26 Feb Learning to Read Poetry – February 27 2021
Posted at 20:15h
in Daily Thoughts
How does the ordinary person come to the transcendent? For a start, I would say, study poetry. Learn how to read a poem. You need not have the experience to get the message, or at least some indication of the message. It may come gradually.
Joseph Campbell,
Thou Art That: Transforming Religious Metaphor
Postscript
And some time make the time to drive out west
Into County Clare, along the Flaggy Shore,
In September or October, when the wind
And the light are working off each other
So that the ocean on one side is wild
With foam and glitter, and inland among stones
The surface of a slate-grey lake is lit
By the earthed lightning of a flock of swans,
Their feathers roughed and ruffling, white on white,
Their fully grown headstrong-looking heads
Tucked or cresting or busy underwater.
Useless to think you’ll park and capture it
More thoroughly.
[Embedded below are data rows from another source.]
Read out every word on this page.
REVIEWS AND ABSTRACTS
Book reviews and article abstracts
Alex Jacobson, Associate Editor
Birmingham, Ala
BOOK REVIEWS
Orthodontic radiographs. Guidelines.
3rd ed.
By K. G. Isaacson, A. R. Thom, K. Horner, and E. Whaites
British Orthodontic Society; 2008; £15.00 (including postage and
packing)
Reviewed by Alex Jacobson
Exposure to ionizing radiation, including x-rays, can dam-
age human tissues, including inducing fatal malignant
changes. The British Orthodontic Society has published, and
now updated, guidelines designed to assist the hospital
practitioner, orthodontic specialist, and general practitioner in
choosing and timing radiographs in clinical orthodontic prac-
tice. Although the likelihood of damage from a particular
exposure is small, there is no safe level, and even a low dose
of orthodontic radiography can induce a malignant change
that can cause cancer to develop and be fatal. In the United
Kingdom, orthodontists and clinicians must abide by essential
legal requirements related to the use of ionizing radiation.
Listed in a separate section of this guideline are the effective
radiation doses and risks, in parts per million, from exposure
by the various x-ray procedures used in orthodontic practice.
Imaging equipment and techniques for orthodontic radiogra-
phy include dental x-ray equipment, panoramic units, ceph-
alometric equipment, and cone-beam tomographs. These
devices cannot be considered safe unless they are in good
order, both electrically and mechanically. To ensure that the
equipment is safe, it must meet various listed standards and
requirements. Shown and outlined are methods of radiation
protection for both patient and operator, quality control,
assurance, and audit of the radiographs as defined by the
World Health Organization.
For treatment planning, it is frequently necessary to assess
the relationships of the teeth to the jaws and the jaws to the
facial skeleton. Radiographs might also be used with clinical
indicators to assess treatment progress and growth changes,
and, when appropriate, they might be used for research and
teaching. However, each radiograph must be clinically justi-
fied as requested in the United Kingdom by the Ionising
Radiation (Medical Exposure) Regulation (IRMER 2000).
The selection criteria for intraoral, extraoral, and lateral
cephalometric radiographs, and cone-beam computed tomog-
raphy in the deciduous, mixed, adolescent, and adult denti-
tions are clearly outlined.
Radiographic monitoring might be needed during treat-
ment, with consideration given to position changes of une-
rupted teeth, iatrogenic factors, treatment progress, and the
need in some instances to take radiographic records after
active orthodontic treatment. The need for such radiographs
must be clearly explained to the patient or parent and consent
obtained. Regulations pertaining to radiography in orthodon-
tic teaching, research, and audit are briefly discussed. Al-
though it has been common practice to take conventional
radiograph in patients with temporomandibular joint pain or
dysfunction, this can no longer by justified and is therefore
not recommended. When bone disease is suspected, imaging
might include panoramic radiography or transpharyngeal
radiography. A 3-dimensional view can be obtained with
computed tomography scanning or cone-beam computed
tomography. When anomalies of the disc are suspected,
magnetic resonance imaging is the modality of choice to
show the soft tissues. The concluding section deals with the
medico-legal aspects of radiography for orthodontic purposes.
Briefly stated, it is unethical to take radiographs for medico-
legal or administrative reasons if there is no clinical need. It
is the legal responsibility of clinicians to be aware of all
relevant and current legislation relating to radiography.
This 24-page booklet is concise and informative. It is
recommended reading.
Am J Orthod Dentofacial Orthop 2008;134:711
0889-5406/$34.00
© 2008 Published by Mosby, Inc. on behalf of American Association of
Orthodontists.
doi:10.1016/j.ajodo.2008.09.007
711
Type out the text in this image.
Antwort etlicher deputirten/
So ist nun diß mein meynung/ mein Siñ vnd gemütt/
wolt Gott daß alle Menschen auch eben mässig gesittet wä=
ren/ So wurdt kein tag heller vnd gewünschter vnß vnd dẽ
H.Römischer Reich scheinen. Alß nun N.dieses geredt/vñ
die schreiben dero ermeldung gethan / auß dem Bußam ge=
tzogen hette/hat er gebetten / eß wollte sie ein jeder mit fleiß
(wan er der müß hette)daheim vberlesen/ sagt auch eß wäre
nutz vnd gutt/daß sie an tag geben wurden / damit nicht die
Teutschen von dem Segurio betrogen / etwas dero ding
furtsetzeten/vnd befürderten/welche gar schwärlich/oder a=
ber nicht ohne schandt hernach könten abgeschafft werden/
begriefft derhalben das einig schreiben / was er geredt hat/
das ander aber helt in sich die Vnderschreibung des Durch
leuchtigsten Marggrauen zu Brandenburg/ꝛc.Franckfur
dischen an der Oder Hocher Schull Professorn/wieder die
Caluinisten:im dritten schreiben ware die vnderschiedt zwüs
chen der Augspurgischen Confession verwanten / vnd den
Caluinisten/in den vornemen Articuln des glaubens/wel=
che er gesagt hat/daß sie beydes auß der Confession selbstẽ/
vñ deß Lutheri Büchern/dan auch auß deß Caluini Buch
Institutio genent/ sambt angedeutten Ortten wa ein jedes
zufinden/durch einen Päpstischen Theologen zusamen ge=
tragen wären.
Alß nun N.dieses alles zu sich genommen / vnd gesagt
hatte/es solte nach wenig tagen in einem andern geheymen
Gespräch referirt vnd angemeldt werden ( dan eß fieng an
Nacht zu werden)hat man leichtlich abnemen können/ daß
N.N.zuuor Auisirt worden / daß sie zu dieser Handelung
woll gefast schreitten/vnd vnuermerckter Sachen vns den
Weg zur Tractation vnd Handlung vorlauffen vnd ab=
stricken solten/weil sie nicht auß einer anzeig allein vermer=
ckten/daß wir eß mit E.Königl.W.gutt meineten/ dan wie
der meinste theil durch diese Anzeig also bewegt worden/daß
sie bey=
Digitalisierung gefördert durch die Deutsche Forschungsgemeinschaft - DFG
You are neither here nor there,
A hurry through which known and strange things pass
As big soft buffetings come at the car sideways
And catch the heart off guard and blow it open.
1939 – 2013
Today I will look for the poetic in my life. I will seek beauty in the way my partner brushes her hair, straightens his shirt, touches her ear as she thinks about her day. I will stand for a time with a tree, knowing that it, too, has poetry to reveal to me.